Offshore Tax Warning

With capital gains tax now levied at 28%, it has been revealed that H.M Revenue & Customs are ardently investigating people who they think may be evading the tax by placing taxable profits in offshore accounts.  Buy – to -Let Landlords who sell property and don’t declare the be warned!

Ordinarily income, which is taxed from rent from a second home or a buy-to-let property can be offset against certain expenses and is separate from CGT that you pay when you sell the asset.

Tax Relief on Income

  • Accountancy fees;
  • Tax relief on interest of the loan (But not the capital);
  • Furniture & fittings wear & tear (10%) of original value;
  • Replacing damaged fixtures, doors, cupboards etc can be claimed as long as the new replacements are of equal or less value than the original one.  Higher value replacements can be deemed as capital.
  • Double-glazing to replace broken single glazed windows is acceptable.

Capital Gains Tax can be offset against capital expenses.

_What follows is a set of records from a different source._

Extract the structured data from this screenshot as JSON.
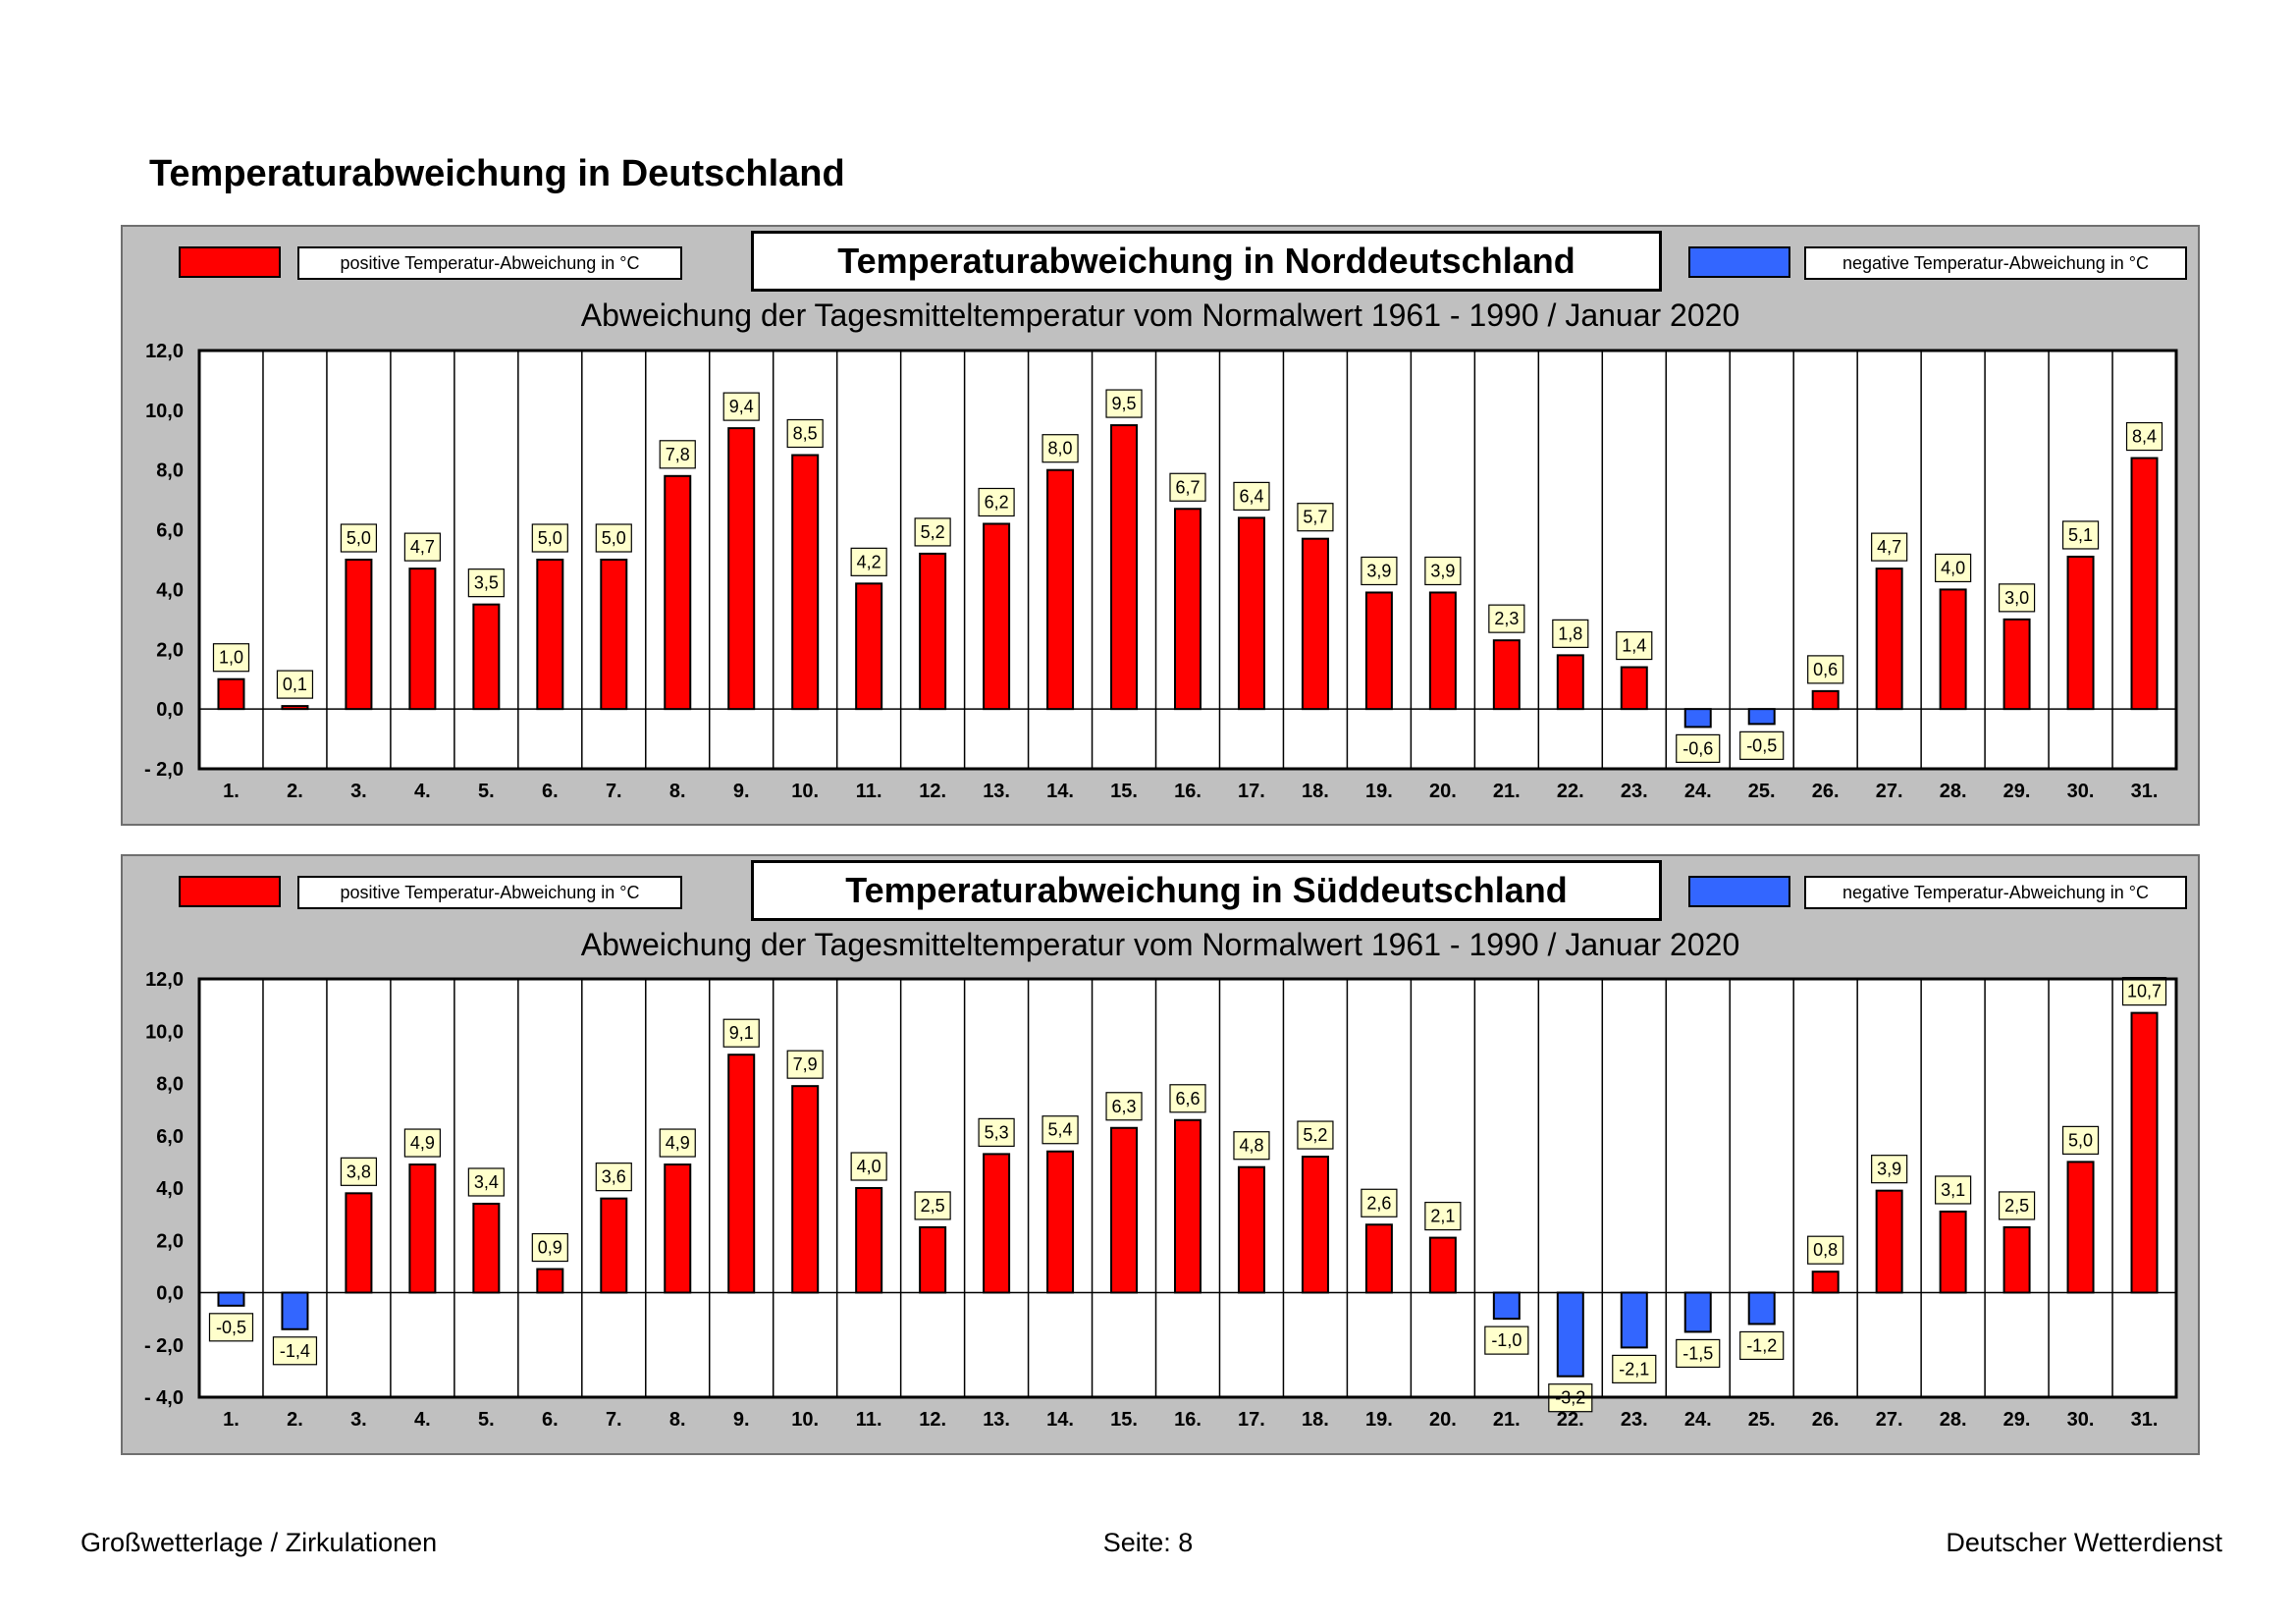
{
  "page": {
    "title": "Temperaturabweichung in Deutschland",
    "footer_left": "Großwetterlage / Zirkulationen",
    "footer_center": "Seite: 8",
    "footer_right": "Deutscher Wetterdienst"
  },
  "legend": {
    "positive_label": "positive Temperatur-Abweichung in °C",
    "negative_label": "negative Temperatur-Abweichung in °C",
    "positive_color": "#ff0000",
    "negative_color": "#3366ff"
  },
  "chart_data": [
    {
      "type": "bar",
      "title": "Temperaturabweichung in Norddeutschland",
      "subtitle": "Abweichung der Tagesmitteltemperatur vom Normalwert 1961 - 1990  /  Januar 2020",
      "categories": [
        "1.",
        "2.",
        "3.",
        "4.",
        "5.",
        "6.",
        "7.",
        "8.",
        "9.",
        "10.",
        "11.",
        "12.",
        "13.",
        "14.",
        "15.",
        "16.",
        "17.",
        "18.",
        "19.",
        "20.",
        "21.",
        "22.",
        "23.",
        "24.",
        "25.",
        "26.",
        "27.",
        "28.",
        "29.",
        "30.",
        "31."
      ],
      "values": [
        1.0,
        0.1,
        5.0,
        4.7,
        3.5,
        5.0,
        5.0,
        7.8,
        9.4,
        8.5,
        4.2,
        5.2,
        6.2,
        8.0,
        9.5,
        6.7,
        6.4,
        5.7,
        3.9,
        3.9,
        2.3,
        1.8,
        1.4,
        -0.6,
        -0.5,
        0.6,
        4.7,
        4.0,
        3.0,
        5.1,
        8.4
      ],
      "data_labels": [
        "1,0",
        "0,1",
        "5,0",
        "4,7",
        "3,5",
        "5,0",
        "5,0",
        "7,8",
        "9,4",
        "8,5",
        "4,2",
        "5,2",
        "6,2",
        "8,0",
        "9,5",
        "6,7",
        "6,4",
        "5,7",
        "3,9",
        "3,9",
        "2,3",
        "1,8",
        "1,4",
        "-0,6",
        "-0,5",
        "0,6",
        "4,7",
        "4,0",
        "3,0",
        "5,1",
        "8,4"
      ],
      "yticks": [
        -2,
        0,
        2,
        4,
        6,
        8,
        10,
        12
      ],
      "ytick_labels": [
        "- 2,0",
        "0,0",
        "2,0",
        "4,0",
        "6,0",
        "8,0",
        "10,0",
        "12,0"
      ],
      "ylim": [
        -2,
        12
      ],
      "xlabel": "",
      "ylabel": "",
      "grid": "vertical"
    },
    {
      "type": "bar",
      "title": "Temperaturabweichung in Süddeutschland",
      "subtitle": "Abweichung der Tagesmitteltemperatur vom Normalwert 1961 - 1990  /  Januar 2020",
      "categories": [
        "1.",
        "2.",
        "3.",
        "4.",
        "5.",
        "6.",
        "7.",
        "8.",
        "9.",
        "10.",
        "11.",
        "12.",
        "13.",
        "14.",
        "15.",
        "16.",
        "17.",
        "18.",
        "19.",
        "20.",
        "21.",
        "22.",
        "23.",
        "24.",
        "25.",
        "26.",
        "27.",
        "28.",
        "29.",
        "30.",
        "31."
      ],
      "values": [
        -0.5,
        -1.4,
        3.8,
        4.9,
        3.4,
        0.9,
        3.6,
        4.9,
        9.1,
        7.9,
        4.0,
        2.5,
        5.3,
        5.4,
        6.3,
        6.6,
        4.8,
        5.2,
        2.6,
        2.1,
        -1.0,
        -3.2,
        -2.1,
        -1.5,
        -1.2,
        0.8,
        3.9,
        3.1,
        2.5,
        5.0,
        10.7
      ],
      "data_labels": [
        "-0,5",
        "-1,4",
        "3,8",
        "4,9",
        "3,4",
        "0,9",
        "3,6",
        "4,9",
        "9,1",
        "7,9",
        "4,0",
        "2,5",
        "5,3",
        "5,4",
        "6,3",
        "6,6",
        "4,8",
        "5,2",
        "2,6",
        "2,1",
        "-1,0",
        "-3,2",
        "-2,1",
        "-1,5",
        "-1,2",
        "0,8",
        "3,9",
        "3,1",
        "2,5",
        "5,0",
        "10,7"
      ],
      "yticks": [
        -4,
        -2,
        0,
        2,
        4,
        6,
        8,
        10,
        12
      ],
      "ytick_labels": [
        "- 4,0",
        "- 2,0",
        "0,0",
        "2,0",
        "4,0",
        "6,0",
        "8,0",
        "10,0",
        "12,0"
      ],
      "ylim": [
        -4,
        12
      ],
      "xlabel": "",
      "ylabel": "",
      "grid": "vertical"
    }
  ]
}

  • The cost of the property;
  • Stamp duty, legal fees, surveyor fees, estate agent fees;
  • Extensions, upgraded kitchens, bathrooms, conservatories or anything structural, which adds extra value to the property;

Income tax can be reduced when married couples or partners own a rental property jointly.  Dividing rental profits equally, the profit from rent would be offset against two separate sets of applicable personal allowances.  Income tax is usually dealt with under the terms of self-assessment, based on the tax year itself, (April –April) and is based on simple rental income minus expenses.